Au plan social, il s'en prend vigoureusement "aux sectes, adeptes des pratiques magico-anales qui détruisent la jeunesse et la tire vers le bas". Là encore, il avait dérangé.

L'écrivain communicateur politique a prêché pour que la place qu'il faut soit accordée aux jeunes méritants pour prendre la relève. En le disant, il agrandissait son cercle d'adversaires d'un côté, il gagnait en estime les cœurs des jeunes de l'autre côté. Son "repêchage" par le Président du Rdpc, Paul Biya, au strapontin de membre suppléant du Comité central de ce parti, était perçu une fois de plus comme un échec de son discours auprès des caciques indécrottables du système.

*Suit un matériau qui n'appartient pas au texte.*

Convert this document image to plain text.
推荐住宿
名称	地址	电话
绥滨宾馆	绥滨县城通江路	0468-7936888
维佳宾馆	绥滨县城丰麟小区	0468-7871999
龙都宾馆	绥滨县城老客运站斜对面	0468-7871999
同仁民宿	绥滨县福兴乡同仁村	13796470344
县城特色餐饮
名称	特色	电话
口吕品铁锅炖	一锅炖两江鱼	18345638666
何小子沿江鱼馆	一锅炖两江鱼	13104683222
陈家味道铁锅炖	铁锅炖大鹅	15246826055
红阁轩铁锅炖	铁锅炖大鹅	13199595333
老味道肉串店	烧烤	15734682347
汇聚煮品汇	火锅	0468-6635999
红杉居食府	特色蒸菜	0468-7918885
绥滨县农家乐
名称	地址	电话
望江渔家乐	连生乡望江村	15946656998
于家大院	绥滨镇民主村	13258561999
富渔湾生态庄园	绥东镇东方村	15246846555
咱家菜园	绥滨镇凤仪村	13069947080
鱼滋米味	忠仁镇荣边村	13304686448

Voilà un prêcheur dans le désert, un empêcheur gênant de l'ordre établi qui tire prématurément sa révérence. Il n'avait pas tout dit il ne pouvait pas tout dire. "On n'enterre pas Voltaire", avait dit le général de Gaulle. Quelle vision! Aujourd’hui encore, "Du contrat social", "Le pacte social" ou "La souveraineté", œuvres sacrées du penseur du début du XVIII ème siècle, continuent de guider les dirigeants. Elles alimentent encore les débats politiques et sociaux.

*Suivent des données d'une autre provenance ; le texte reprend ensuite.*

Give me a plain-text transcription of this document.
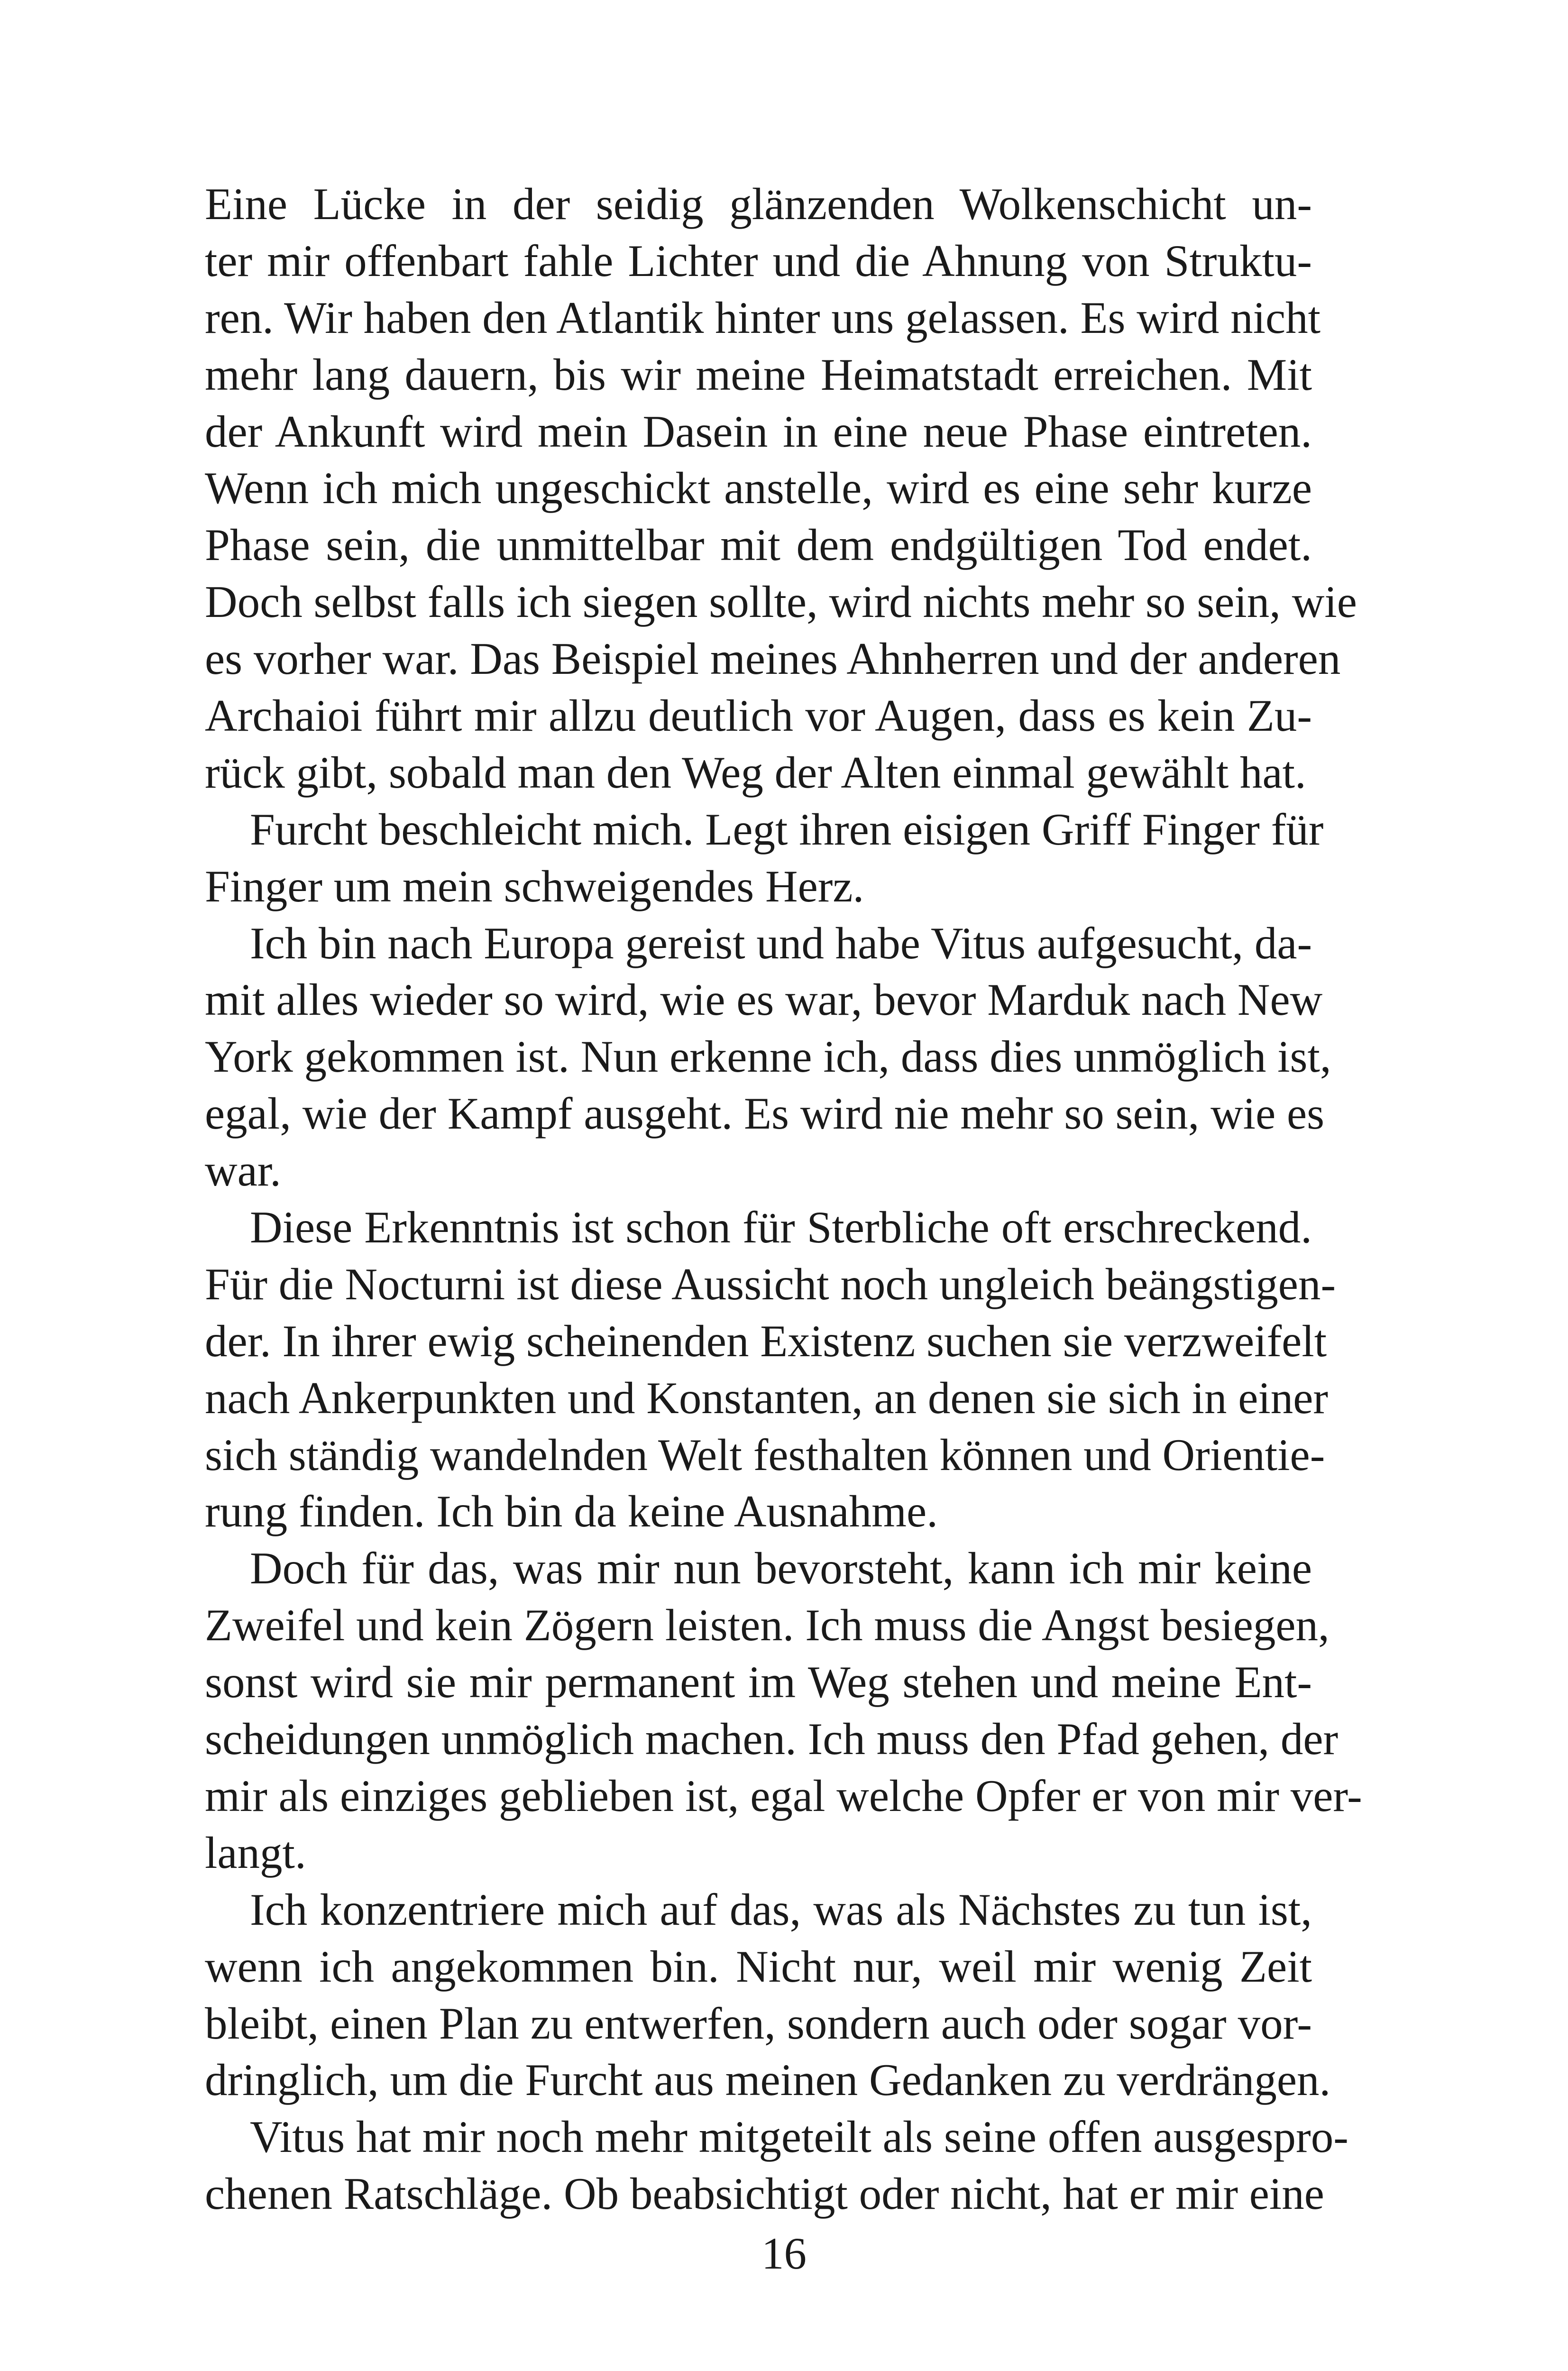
Eine Lücke in der seidig glänzenden Wolkenschicht un-
ter mir offenbart fahle Lichter und die Ahnung von Struktu-
ren. Wir haben den Atlantik hinter uns gelassen. Es wird nicht
mehr lang dauern, bis wir meine Heimatstadt erreichen. Mit
der Ankunft wird mein Dasein in eine neue Phase eintreten.
Wenn ich mich ungeschickt anstelle, wird es eine sehr kurze
Phase sein, die unmittelbar mit dem endgültigen Tod endet.
Doch selbst falls ich siegen sollte, wird nichts mehr so sein, wie
es vorher war. Das Beispiel meines Ahnherren und der anderen
Archaioi führt mir allzu deutlich vor Augen, dass es kein Zu-
rück gibt, sobald man den Weg der Alten einmal gewählt hat.
Furcht beschleicht mich. Legt ihren eisigen Griff Finger für
Finger um mein schweigendes Herz.
Ich bin nach Europa gereist und habe Vitus aufgesucht, da-
mit alles wieder so wird, wie es war, bevor Marduk nach New
York gekommen ist. Nun erkenne ich, dass dies unmöglich ist,
egal, wie der Kampf ausgeht. Es wird nie mehr so sein, wie es
war.
Diese Erkenntnis ist schon für Sterbliche oft erschreckend.
Für die Nocturni ist diese Aussicht noch ungleich beängstigen-
der. In ihrer ewig scheinenden Existenz suchen sie verzweifelt
nach Ankerpunkten und Konstanten, an denen sie sich in einer
sich ständig wandelnden Welt festhalten können und Orientie-
rung finden. Ich bin da keine Ausnahme.
Doch für das, was mir nun bevorsteht, kann ich mir keine
Zweifel und kein Zögern leisten. Ich muss die Angst besiegen,
sonst wird sie mir permanent im Weg stehen und meine Ent-
scheidungen unmöglich machen. Ich muss den Pfad gehen, der
mir als einziges geblieben ist, egal welche Opfer er von mir ver-
langt.
Ich konzentriere mich auf das, was als Nächstes zu tun ist,
wenn ich angekommen bin. Nicht nur, weil mir wenig Zeit
bleibt, einen Plan zu entwerfen, sondern auch oder sogar vor-
dringlich, um die Furcht aus meinen Gedanken zu verdrängen.
Vitus hat mir noch mehr mitgeteilt als seine offen ausgespro-
chenen Ratschläge. Ob beabsichtigt oder nicht, hat er mir eine
16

Charles Ateba Eyene nous est arraché prématurément par l'impitoyable mort. Il a eu le temps de semer comme Le Che, comme de Tocqueville, des semences de sociabilité et de démocratie. Désormais de millions de jeunes se réclameront de lui; il leur lègue une bibliographie de référence. Le Cameroun avait immensément besoin de cet intellectuel qui bouillonnait d'idées. Il en avait surtout besoin pour crédibiliser sa démocratie naissante. Les Français disaient de Jean-Paul Sartre qu'il "était un agitateur, mais un agitateur utile à la République et la démocratie". Nous en disons de même de Charles Ateba Eyene. Sauf qu'en France, l'agitateur Sartre était protégé. Au Cameroun, l'agitateur Ateba Eyene était honni, par les dirigeants politiques de chez lui. Quel drame! Quelle perte!